Headquartered in Silicon Valley and with an office in Beijing, Canyon Bridge is focused on providing equity and strategic capital to enable technology companies to reach their full growth potential. Canyon Bridge have collectively nearly 100 years of experience in the global technology, private equity, and M&A markets. 

Imagination Technologies

Imagination Technologies Group plc is a British-based technology company, focusing on semiconductor and related intellectual property licensing. It markets PowerVR mobile graphics processors and MIPS embedded microprocessors. It also supplies radio baseband processing, networking, digital signal processor, video & audio hardware, etc.

Analysis

Apple’s announcement, back in April, halved Imagination’s stock price almost overnight, creating an existential crisis for the firm. At the time, Apple confirmed it was bringing mobile graphics development in-house, a move that eventually manifested itself in the A11 Bionic chip revealed during the iPhone 8 and iPhone X hardware event earlier this month.

The chip, designed specifically to help with graphics-intensive operations like artificial intelligence and augmented reality, is part of a big push to differentiate Apple’s smartphone line from competitors’, relying on the company’s signature optimization of hardware and software.

In June, Imagination said it was putting itself up for sale.
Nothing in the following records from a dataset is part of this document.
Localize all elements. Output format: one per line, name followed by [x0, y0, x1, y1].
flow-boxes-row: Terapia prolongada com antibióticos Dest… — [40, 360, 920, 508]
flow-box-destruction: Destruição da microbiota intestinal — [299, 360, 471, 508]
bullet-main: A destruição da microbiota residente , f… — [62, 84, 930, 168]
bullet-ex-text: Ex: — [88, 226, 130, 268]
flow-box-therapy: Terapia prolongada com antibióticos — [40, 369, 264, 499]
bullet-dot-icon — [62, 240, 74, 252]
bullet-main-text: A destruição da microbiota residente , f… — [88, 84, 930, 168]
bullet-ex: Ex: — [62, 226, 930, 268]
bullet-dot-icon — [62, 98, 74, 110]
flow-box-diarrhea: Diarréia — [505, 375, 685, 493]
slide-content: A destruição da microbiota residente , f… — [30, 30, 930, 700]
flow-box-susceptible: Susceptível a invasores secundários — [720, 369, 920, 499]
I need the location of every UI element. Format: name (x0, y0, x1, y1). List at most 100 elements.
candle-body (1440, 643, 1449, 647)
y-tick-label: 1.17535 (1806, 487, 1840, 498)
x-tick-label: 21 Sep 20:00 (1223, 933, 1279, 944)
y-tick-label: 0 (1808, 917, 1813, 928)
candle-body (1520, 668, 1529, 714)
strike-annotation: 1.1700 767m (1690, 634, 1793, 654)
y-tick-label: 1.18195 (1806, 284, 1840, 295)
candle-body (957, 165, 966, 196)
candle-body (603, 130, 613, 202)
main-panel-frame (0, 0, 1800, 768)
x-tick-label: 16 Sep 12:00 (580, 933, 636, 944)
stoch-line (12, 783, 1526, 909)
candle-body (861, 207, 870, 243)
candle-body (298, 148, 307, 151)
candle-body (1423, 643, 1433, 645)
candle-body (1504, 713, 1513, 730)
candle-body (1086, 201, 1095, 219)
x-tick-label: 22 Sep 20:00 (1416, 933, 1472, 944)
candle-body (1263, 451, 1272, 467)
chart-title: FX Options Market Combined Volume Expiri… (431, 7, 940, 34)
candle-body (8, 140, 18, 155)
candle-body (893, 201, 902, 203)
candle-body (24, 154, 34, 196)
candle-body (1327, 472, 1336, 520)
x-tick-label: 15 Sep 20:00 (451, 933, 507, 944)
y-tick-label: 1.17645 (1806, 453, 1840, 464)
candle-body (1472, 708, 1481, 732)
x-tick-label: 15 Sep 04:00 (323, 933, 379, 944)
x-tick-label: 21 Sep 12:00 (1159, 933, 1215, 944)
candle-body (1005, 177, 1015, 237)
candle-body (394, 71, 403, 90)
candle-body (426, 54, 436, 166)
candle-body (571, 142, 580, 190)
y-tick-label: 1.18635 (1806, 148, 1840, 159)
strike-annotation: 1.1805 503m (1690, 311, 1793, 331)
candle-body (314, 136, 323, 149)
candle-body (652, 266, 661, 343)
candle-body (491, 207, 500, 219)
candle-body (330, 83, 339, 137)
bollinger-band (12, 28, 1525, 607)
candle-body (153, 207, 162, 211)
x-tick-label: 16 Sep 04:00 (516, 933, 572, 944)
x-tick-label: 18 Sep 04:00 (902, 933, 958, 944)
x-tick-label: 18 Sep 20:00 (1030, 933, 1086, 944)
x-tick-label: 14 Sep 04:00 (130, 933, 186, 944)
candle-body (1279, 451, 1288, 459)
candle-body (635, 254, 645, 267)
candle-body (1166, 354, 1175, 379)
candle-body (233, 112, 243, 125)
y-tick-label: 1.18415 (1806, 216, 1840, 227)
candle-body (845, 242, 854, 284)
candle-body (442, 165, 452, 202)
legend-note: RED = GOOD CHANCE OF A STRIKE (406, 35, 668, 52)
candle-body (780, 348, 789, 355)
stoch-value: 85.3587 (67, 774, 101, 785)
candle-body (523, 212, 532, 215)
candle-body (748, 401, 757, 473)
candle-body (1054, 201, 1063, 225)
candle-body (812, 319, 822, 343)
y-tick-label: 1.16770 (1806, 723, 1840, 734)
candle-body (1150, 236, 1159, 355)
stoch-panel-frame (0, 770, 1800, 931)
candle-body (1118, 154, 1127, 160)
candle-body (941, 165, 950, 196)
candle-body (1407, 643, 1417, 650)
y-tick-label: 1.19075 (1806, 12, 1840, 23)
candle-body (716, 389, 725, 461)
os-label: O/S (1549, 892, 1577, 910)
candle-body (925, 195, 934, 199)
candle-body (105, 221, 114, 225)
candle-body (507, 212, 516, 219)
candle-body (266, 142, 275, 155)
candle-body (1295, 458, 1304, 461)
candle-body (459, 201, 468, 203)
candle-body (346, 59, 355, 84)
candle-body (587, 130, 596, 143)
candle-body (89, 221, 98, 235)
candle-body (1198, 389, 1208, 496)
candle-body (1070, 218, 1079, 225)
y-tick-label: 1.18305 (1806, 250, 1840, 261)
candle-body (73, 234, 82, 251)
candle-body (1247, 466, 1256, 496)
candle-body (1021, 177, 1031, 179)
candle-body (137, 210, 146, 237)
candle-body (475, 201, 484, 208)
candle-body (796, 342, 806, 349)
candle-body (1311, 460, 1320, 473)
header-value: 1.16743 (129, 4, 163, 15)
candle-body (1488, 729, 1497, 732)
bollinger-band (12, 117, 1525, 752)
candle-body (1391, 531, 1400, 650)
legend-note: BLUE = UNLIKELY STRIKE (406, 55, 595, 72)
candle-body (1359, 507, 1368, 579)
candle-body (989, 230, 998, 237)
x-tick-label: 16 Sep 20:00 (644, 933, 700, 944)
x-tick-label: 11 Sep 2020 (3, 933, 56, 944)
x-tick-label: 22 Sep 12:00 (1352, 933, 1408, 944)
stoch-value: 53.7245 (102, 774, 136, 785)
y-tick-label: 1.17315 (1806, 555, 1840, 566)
The company had been looking into taking legal action to explore whether Apple could bring GPU development in-house without infringing on its technology.

Apple's royalty payments for the chip technology, used in its iPhones, iPads and iPods is accounted for about half of Imagination's revenues.

Ray Bingham, a partner at Canyon Bridge, said: "We are investing in UK talent and expertise in order to accelerate the expansion of Imagination, particularly into Asia, where its technology platform will lead the continued globalisation of British-developed innovation."

Bingham also said that with its support, Imagination would “continue to invest in developing its technology, attract and hire the best engineers, and acquire and service customers globally.”

He further added, “We are investing in UK talent and expertise in order to accelerate the expansion of Imagination, particularly into Asia, where its technology platform will lead the continued globalisation of British-developed innovation.”

Andrew Heath, Imagination’s chief executive, called the proposed deal a “very good outcome” for shareholders. 

Assessment 

Our assessment is that Imagination has made an excellent progress both operationally and financially over the last 18 months. The acquisition will ensure that Imagination with its strong growth prospects provides shareholders with a very good outcome and provides execution certainty at a time when the future of the business has been negatively impacted by the actions of Apple.